The abstract for the paper reads:

Permeated and referenced throughout popular culture, Dungeons & Dragons has become iconic as the cardinal and archetypal tabletop role-playing game, spawning its own genre of gaming. The past forty years have seen participants drawn to the game by notions of “fun” or “enjoyment”, however as some sociologists argue, there are elements of tautology to this reasoning. While this critique may offer verity, qualitative research would suggest participant rationale is at least superficially valid, yet evokes a call to further understanding.

This paper offers a preliminary analysis of the underlying motivations for playing D&D examining concepts such as engrossment, identification, play, freedom, self-expression and various adverse affects associated with the game. Theoretically positioning Gary Alan Fine’s Shared Fantasy: Role- Playing Games as Social Worlds (1983) as the primary textual framework underpinning this research, and juxtaposing this with a participant Internet survey (2014), this paper seeks to explore these factors, while acknowledging and maintaining the oft repeated maxim that the game is “fun”.

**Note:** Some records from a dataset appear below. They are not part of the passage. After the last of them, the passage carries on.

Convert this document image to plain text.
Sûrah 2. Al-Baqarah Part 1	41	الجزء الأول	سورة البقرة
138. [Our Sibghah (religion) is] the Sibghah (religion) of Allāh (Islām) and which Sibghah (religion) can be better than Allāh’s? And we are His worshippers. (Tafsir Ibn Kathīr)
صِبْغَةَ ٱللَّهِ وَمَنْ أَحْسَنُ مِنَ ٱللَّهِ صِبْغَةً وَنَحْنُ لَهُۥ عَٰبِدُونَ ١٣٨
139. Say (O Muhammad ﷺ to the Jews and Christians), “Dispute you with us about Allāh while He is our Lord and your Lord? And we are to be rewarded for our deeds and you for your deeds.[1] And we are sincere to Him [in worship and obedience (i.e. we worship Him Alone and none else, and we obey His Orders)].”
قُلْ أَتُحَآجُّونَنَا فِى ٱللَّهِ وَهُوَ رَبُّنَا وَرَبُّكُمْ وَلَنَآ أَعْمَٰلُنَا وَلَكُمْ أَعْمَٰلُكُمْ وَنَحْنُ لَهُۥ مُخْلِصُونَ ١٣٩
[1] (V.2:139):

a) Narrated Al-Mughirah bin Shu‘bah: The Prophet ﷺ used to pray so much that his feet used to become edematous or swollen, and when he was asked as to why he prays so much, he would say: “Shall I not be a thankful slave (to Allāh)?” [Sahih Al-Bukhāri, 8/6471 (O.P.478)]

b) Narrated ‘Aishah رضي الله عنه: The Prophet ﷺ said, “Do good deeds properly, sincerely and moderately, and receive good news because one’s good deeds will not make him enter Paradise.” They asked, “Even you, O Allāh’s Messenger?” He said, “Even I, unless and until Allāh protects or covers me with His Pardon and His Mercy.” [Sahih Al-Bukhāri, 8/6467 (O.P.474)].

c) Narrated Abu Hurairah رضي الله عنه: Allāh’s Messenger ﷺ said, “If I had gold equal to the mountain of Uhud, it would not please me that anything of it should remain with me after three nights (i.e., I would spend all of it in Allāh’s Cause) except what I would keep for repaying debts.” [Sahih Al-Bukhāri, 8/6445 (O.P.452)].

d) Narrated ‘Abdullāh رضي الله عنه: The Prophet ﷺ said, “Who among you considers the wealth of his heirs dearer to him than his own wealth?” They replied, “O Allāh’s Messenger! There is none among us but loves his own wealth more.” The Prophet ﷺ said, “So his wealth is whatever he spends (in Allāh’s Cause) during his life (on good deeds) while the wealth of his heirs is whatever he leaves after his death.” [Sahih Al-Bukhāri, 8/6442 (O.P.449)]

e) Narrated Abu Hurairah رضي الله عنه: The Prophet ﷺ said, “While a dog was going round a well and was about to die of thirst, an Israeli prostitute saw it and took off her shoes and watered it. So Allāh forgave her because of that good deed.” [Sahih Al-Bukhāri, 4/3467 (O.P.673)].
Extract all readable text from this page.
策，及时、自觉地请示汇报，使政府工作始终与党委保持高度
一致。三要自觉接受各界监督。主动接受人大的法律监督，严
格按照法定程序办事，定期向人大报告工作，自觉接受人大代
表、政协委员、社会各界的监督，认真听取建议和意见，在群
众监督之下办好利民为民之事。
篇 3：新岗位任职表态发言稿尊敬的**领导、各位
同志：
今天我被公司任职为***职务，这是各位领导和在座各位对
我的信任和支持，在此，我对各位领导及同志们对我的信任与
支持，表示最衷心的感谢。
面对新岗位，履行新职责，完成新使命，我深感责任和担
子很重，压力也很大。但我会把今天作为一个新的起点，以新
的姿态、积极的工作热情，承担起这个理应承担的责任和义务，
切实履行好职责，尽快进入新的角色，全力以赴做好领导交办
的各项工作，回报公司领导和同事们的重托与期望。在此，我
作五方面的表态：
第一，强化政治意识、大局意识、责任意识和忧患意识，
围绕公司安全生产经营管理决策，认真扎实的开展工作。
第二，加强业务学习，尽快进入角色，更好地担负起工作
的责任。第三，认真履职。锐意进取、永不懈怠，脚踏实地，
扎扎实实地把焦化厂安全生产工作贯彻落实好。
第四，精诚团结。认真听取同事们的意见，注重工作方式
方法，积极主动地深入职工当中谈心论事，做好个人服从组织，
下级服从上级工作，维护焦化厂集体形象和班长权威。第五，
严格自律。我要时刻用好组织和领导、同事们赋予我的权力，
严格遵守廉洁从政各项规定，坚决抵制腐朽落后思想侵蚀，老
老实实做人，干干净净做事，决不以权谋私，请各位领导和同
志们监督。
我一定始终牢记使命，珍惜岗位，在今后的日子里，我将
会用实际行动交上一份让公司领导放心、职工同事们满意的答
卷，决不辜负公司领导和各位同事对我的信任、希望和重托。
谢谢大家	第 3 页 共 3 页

Over the past few years there has been an increase in academic research into tabletop games of all types rather than just the video games that have grown out from them. What makes Corey’s research important here is that it’s looking at the idea of what constitutes fun within these games, seen through the lens of one particular viewpoint, and offers a foundation from which to investigate and ask other questions at an academic level as well as showing that such research is valid in academia for those who wish to pursue it at other institutions. As games are rooted in the concept of play (as presented by many game theorists) and fun is a huge implicit component of play, this type of research helps validate the legitimacy of academic research into what many consider to just be a simple hobby, where most game research is focused heavily into video game research and the sociological and health implications of those. Also of interest is that Jon Peterson’s seminal work Playing at the World [AL] is cited as a reference in Corey’s paper.

Disclaimer: When I was in graduate school, my research area was in nutrition and I was examining gamification, play, and learning theories on how best to introduce new paradigms using card game models among others to elicit behavior change in a target population. The idea of fun is simple, but generating and maintaining it is a complex challenge.